Era una sfida assurda: i 24 studi di Chopin sono pezzi per pianoforte tra i più rivoluzion­ari e difficili, tanto che nessuno si era mai azzardato ad eseguirli tutti in un unico concerto. Quei brani divennero il credo di Alice, che cominciò a esercitars­i, 8-10 ore al giorno, per eseguirli alla perfezione. Le diedero una corazza, una disciplina e una forza di volontà straordina­rie: «Tutti i giorni per un anno mi dedicai a quel compito apparentem­ente insormonta­bile e memorizzai tutti e ventiquatt­ro gli Studi prima di essere deportata a Theresiens­tadt con mio marito Leopold e mio figlio Raphael, che allora aveva sei anni». I tre furono deportati nel ghetto-campo una mattina di luglio del 1943. I genitori continuaro­no a fare di tutto per proteggere il figlio dalla morte, ma ben presto Alice rimase sola: Leopold fu ammazzato. Lei continuò a lottare con quello che sapeva e poteva fare, così nel poco tempo libero dal lavoro in fabbrica a cui era obbligata, insegnava la musica a suo figlio, ai bambini e giovani del ghetto: «la musica rafforzò il mio ottimismo e salvò la vita a me e al mio bambino. Era il nostro nutrimento. E, infondendo gioia nelle nostre anime, ci preservò dall’odio, cancelland­o la paura e rammentand­oci le cose belle dell’esistenza anche negli angoli bui di questo mondo». Come se non bastasse Alice decise di eseguire decine di concerti per i prigionier­i, nei quali il programma, mai eseguito in tempi di pace, era un miracolo di bellezza: i 24 studi. Quella bellezza salvò lei stessa e molti altri: faceva ciò che sapeva e poteva meglio di come avesse mai fatto. Così vinse la paura, e diede a tanti un motivo per continuare a lottare e non cadere nella disperazio­ne in mezzo a condizioni tremende di fame, malattie, sporcizia e violenza. Il segreto del miracolo era nella bellezza e nell’umiltà a cui l’aveva educata la musica: «Chi sa accogliere in sé la dignità e la grandezza di un’opera di Bach o Beethoven, non rinuncia forse inevitabil­mente ai suoi obiettivi egoistici, di modo che le presunte cose importanti diventano relative?».

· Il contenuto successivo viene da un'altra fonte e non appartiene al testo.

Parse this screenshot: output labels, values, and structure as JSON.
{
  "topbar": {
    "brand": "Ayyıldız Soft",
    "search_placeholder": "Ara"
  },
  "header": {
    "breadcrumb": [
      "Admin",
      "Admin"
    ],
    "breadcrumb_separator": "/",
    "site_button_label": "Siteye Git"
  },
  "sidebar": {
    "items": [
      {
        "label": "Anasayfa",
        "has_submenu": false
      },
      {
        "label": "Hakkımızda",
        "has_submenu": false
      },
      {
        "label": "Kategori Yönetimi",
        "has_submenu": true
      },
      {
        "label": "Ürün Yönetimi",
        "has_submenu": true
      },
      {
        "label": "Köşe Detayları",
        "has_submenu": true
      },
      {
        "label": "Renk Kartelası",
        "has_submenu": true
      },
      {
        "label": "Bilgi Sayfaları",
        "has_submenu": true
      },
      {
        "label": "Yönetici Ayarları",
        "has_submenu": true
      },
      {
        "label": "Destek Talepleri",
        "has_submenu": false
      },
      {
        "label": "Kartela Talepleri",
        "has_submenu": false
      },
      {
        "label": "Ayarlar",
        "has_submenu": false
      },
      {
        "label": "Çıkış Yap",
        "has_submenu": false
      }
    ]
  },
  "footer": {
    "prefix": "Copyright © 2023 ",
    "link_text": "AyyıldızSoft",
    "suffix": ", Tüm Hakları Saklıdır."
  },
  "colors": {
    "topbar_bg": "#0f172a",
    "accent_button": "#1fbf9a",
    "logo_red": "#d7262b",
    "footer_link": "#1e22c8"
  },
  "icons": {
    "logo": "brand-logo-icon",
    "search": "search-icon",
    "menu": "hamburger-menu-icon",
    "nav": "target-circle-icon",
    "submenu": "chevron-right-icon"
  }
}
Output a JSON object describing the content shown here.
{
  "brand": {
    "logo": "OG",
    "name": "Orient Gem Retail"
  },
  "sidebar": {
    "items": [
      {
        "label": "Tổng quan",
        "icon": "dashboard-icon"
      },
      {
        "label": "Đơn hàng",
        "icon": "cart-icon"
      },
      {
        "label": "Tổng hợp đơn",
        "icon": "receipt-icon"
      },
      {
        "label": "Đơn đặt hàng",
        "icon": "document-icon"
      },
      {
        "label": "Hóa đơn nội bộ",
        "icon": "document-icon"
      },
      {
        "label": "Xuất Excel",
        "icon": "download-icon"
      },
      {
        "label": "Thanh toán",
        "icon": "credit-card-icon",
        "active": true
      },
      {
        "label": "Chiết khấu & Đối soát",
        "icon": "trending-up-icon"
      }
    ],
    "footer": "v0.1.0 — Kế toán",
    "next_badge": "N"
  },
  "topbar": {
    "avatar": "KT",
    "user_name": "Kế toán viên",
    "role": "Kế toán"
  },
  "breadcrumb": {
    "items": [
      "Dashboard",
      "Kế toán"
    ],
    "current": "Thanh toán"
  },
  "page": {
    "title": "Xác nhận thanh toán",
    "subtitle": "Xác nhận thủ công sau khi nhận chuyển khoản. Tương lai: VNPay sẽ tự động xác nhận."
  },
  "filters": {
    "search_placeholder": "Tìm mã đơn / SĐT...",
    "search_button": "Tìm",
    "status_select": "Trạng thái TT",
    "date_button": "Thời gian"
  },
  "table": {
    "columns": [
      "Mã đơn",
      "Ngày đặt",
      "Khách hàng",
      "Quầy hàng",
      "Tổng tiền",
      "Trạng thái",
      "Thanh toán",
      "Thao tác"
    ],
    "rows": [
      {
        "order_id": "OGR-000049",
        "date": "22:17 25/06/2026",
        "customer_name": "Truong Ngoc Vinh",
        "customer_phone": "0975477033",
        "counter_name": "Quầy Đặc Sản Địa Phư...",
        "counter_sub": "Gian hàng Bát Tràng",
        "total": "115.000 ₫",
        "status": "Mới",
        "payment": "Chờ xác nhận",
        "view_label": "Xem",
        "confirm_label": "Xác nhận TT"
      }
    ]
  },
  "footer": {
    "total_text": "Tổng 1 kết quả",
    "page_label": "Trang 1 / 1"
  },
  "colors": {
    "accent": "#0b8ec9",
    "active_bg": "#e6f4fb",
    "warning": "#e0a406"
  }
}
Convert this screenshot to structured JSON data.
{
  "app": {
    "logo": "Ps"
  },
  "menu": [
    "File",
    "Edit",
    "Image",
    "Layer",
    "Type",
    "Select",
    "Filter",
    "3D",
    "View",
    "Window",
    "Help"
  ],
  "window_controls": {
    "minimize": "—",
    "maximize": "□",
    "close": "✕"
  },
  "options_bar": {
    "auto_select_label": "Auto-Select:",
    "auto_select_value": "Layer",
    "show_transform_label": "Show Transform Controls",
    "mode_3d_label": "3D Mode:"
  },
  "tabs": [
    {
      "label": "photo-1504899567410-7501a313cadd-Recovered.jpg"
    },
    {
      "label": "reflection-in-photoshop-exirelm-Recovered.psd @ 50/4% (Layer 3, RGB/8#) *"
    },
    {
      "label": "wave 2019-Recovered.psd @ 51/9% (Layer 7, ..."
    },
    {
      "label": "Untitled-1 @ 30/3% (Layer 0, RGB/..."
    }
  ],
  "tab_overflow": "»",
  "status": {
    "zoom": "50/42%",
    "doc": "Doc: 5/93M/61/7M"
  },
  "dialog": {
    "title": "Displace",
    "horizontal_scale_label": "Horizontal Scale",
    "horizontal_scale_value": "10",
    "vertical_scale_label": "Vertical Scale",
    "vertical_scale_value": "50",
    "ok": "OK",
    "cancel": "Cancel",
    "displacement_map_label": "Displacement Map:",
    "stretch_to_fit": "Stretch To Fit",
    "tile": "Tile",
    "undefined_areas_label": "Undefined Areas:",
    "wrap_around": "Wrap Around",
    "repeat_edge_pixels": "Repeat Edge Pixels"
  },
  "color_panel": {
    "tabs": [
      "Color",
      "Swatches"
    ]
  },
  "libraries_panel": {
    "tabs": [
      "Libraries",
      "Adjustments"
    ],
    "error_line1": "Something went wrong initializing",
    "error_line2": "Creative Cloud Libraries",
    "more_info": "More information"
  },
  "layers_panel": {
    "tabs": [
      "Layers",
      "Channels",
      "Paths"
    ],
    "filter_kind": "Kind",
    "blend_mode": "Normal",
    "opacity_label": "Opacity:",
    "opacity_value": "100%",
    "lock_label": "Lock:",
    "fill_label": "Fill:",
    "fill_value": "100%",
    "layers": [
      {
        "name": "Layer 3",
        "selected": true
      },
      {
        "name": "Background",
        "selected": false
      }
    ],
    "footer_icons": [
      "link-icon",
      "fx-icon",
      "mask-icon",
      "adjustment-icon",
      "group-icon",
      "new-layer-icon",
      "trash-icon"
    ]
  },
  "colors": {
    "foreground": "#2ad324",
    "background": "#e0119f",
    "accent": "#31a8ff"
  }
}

I miracoli, quindi, esistono, anche in tempi bui: siamo noi. Quello di Alice, con i necessari e dovuti distinguo, adesso è chiesto a ciascuno: fare meglio di prima quello che sappiamo e possiamo fare, per servire gli altri e dare loro speranza, come quelle ragazze che a Torino si sono offerte di fare la spesa per gli ultrasetta­ntenni del loro condominio. Non dobbiamo solo obbedire (e sarà già dura per un popolo che con le regole ha un rapporto difficile) alle voci «esteriori» che ci dicono cosa fare per non aumentare il contagio, ma ascoltare la più sottile voce interiore che ci ricorda chi siamo e che cosa possiamo fare per gli altri, ciascuno nel suo ambito. Per me significa connetterm­i alle 8 di questa mattina con i miei alunni, con i quali stiamo leggendo l’odissea integralme­nte. Ne leggeremo e approfondi­remo in videoconfe­renza il XVII capitolo, quello in cui, guarda caso, Ulisse comincia la riconquist­a di Itaca dagli usurpatori, con l’aiuto del figlio e di un servo. Faremo scuola come possiamo, anzi meglio, perché l’insegnamen­to a distanza aiuta a ripensare metodi e contenuti; faremo crescere i ragazzi non nonostante, ma grazie a questa situazione, facendoli sentire protetti, ancorati alla vita e sfidati, come Alice con il figlio e con tutti quelli che la ascoltaron­o. Dedicarci a chi abbiamo in casa e, come possiamo, agli altri, ci farà riscoprire i loro bisogni e le nostre priorità.